The University of Mary Washington Student Newspaper

Belmont Apartments House Displaced Upperclassmen

3 min read
Marie Sicola/Bullet
Marie Sicola/Bullet


At the start of the school year, West Village, also known as the Belmont apartments, became home to 68 students to whom on-campus housing was denied due to an increased demand for space.

The use of West Village, which is home mainly to sophomores, also comes about as a result of a new refusal to place freshmen in tripled rooms.

According to Director of Residence Life Christine Porter, part of the difficulty that the Office of Residence Life faces is that the number of first year students choosing to enroll at Mary Washington is only speculative until after housing selection occurs for current students.

“We don’t often get to decide how many freshmen there are going to be,” Porter said.

The students at West Village not only get to enjoy state of the art apartments equipped with fireplaces and individual washer and dryer sets, but also access to a swimming pool, a tennis court, a 24-hour fitness facility and a sauna.

Junior Alex LaBranche, who is living in West Village this semester, is pleased with his living situation.

“In my opinion, it’s better than the UMW Apartments,” LaBranche said.  “I was a lot happier with that than being placed in a triple or quad on campus”.

Although Mary Washington offers a shuttle bus service running regularly to campus from West Village, some students find that having their own means of transportation makes it easier.

One obstacle that West Village commuters faced during the first weeks of the semester was the lack of parking available to them on campus. Having been given residential parking stickers, many found it difficult to find parking anywhere on campus, making it hard to get to class on time.

“There’s nowhere to park,” LaBranche said.

Once they realized the difficulty students were having, campus police issued West Village drivers special commuter passes, which grant them access to both residential and commuter parking.

“The commuter pass is a lot better,” sophomore Doug Schultz, a resident of West Village, said.

He also views his experience there optimistically.

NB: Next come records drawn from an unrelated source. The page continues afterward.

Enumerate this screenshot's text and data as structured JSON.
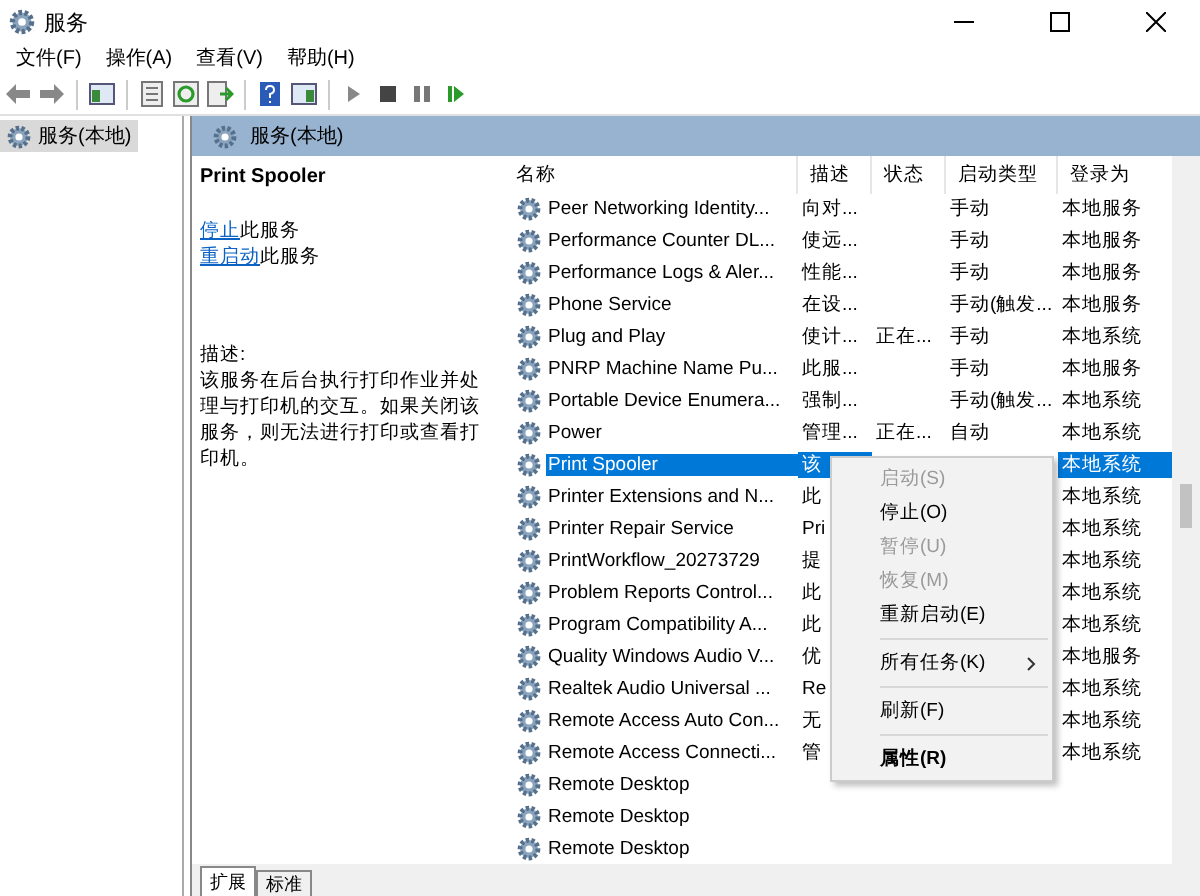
{
  "window": {
    "title": "服务"
  },
  "menu": [
    "文件(F)",
    "操作(A)",
    "查看(V)",
    "帮助(H)"
  ],
  "tree": {
    "label": "服务(本地)",
    "selected": true
  },
  "pane_header": "服务(本地)",
  "details": {
    "title": "Print Spooler",
    "links": [
      {
        "link": "停止",
        "rest": "此服务"
      },
      {
        "link": "重启动",
        "rest": "此服务"
      }
    ],
    "desc_label": "描述:",
    "description": "该服务在后台执行打印作业并处理与打印机的交互。如果关闭该服务，则无法进行打印或查看打印机。"
  },
  "table": {
    "columns": [
      "名称",
      "描述",
      "状态",
      "启动类型",
      "登录为"
    ],
    "rows": [
      {
        "name": "Peer Networking Identity...",
        "desc": "向对...",
        "status": "",
        "startup": "手动",
        "logon": "本地服务",
        "selected": false
      },
      {
        "name": "Performance Counter DL...",
        "desc": "使远...",
        "status": "",
        "startup": "手动",
        "logon": "本地服务",
        "selected": false
      },
      {
        "name": "Performance Logs & Aler...",
        "desc": "性能...",
        "status": "",
        "startup": "手动",
        "logon": "本地服务",
        "selected": false
      },
      {
        "name": "Phone Service",
        "desc": "在设...",
        "status": "",
        "startup": "手动(触发...",
        "logon": "本地服务",
        "selected": false
      },
      {
        "name": "Plug and Play",
        "desc": "使计...",
        "status": "正在...",
        "startup": "手动",
        "logon": "本地系统",
        "selected": false
      },
      {
        "name": "PNRP Machine Name Pu...",
        "desc": "此服...",
        "status": "",
        "startup": "手动",
        "logon": "本地服务",
        "selected": false
      },
      {
        "name": "Portable Device Enumera...",
        "desc": "强制...",
        "status": "",
        "startup": "手动(触发...",
        "logon": "本地系统",
        "selected": false
      },
      {
        "name": "Power",
        "desc": "管理...",
        "status": "正在...",
        "startup": "自动",
        "logon": "本地系统",
        "selected": false
      },
      {
        "name": "Print Spooler",
        "desc": "该",
        "status": "",
        "startup": "",
        "logon": "本地系统",
        "selected": true
      },
      {
        "name": "Printer Extensions and N...",
        "desc": "此",
        "status": "",
        "startup": "",
        "logon": "本地系统",
        "selected": false
      },
      {
        "name": "Printer Repair Service",
        "desc": "Pri",
        "status": "",
        "startup": "",
        "logon": "本地系统",
        "selected": false
      },
      {
        "name": "PrintWorkflow_20273729",
        "desc": "提",
        "status": "",
        "startup": "",
        "logon": "本地系统",
        "selected": false
      },
      {
        "name": "Problem Reports Control...",
        "desc": "此",
        "status": "",
        "startup": "",
        "logon": "本地系统",
        "selected": false
      },
      {
        "name": "Program Compatibility A...",
        "desc": "此",
        "status": "",
        "startup": "",
        "logon": "本地系统",
        "selected": false
      },
      {
        "name": "Quality Windows Audio V...",
        "desc": "优",
        "status": "",
        "startup": "",
        "logon": "本地服务",
        "selected": false
      },
      {
        "name": "Realtek Audio Universal ...",
        "desc": "Re",
        "status": "",
        "startup": "",
        "logon": "本地系统",
        "selected": false
      },
      {
        "name": "Remote Access Auto Con...",
        "desc": "无",
        "status": "",
        "startup": "",
        "logon": "本地系统",
        "selected": false
      },
      {
        "name": "Remote Access Connecti...",
        "desc": "管",
        "status": "",
        "startup": "",
        "logon": "本地系统",
        "selected": false
      },
      {
        "name": "Remote Desktop",
        "desc": "",
        "status": "",
        "startup": "",
        "logon": "",
        "selected": false
      },
      {
        "name": "Remote Desktop",
        "desc": "",
        "status": "",
        "startup": "",
        "logon": "",
        "selected": false
      },
      {
        "name": "Remote Desktop",
        "desc": "",
        "status": "",
        "startup": "",
        "logon": "",
        "selected": false
      }
    ]
  },
  "context_menu": [
    {
      "kind": "item",
      "label": "启动(S)",
      "disabled": true
    },
    {
      "kind": "item",
      "label": "停止(O)",
      "disabled": false
    },
    {
      "kind": "item",
      "label": "暂停(U)",
      "disabled": true
    },
    {
      "kind": "item",
      "label": "恢复(M)",
      "disabled": true
    },
    {
      "kind": "item",
      "label": "重新启动(E)",
      "disabled": false
    },
    {
      "kind": "separator"
    },
    {
      "kind": "submenu",
      "label": "所有任务(K)",
      "disabled": false
    },
    {
      "kind": "separator"
    },
    {
      "kind": "item",
      "label": "刷新(F)",
      "disabled": false
    },
    {
      "kind": "separator"
    },
    {
      "kind": "default",
      "label": "属性(R)",
      "disabled": false
    }
  ],
  "bottom_tabs": [
    {
      "label": "扩展",
      "selected": true
    },
    {
      "label": "标准",
      "selected": false
    }
  ]
}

“I was pretty mad,” Schultz said, upon first hearing he was to be housed off-campus.

However, as time progressed, Schultz changed his mind about his new residence.

“The positives are definitely outweighing the negatives,” he said. “I’m paying the same price for a pretty nice apartment”.

One of the main problems of West Village seems to be its distance away from campus.

“It’s a little tougher,” Patrick Mahoney, sophomore and West Village resident, said.

Mahoney lived in Alvey last year. He now chooses to use a bike as a means of transportation to and from his apartment.

“It’s definitely a lot more trouble than last year,” he said.

Although some students have been moved back to campus already, Porter said that the majority will remain in West Village through December. As for next year, the housing situation remains unknown.

“We were thinking, what happens if Eagle Village doesn’t open?” Porter said.

She said that even though the new development is likely to be completed in time for fall 2010, the college has the option of utilizing West Village again next year if new housing is not ready in Eagle Village.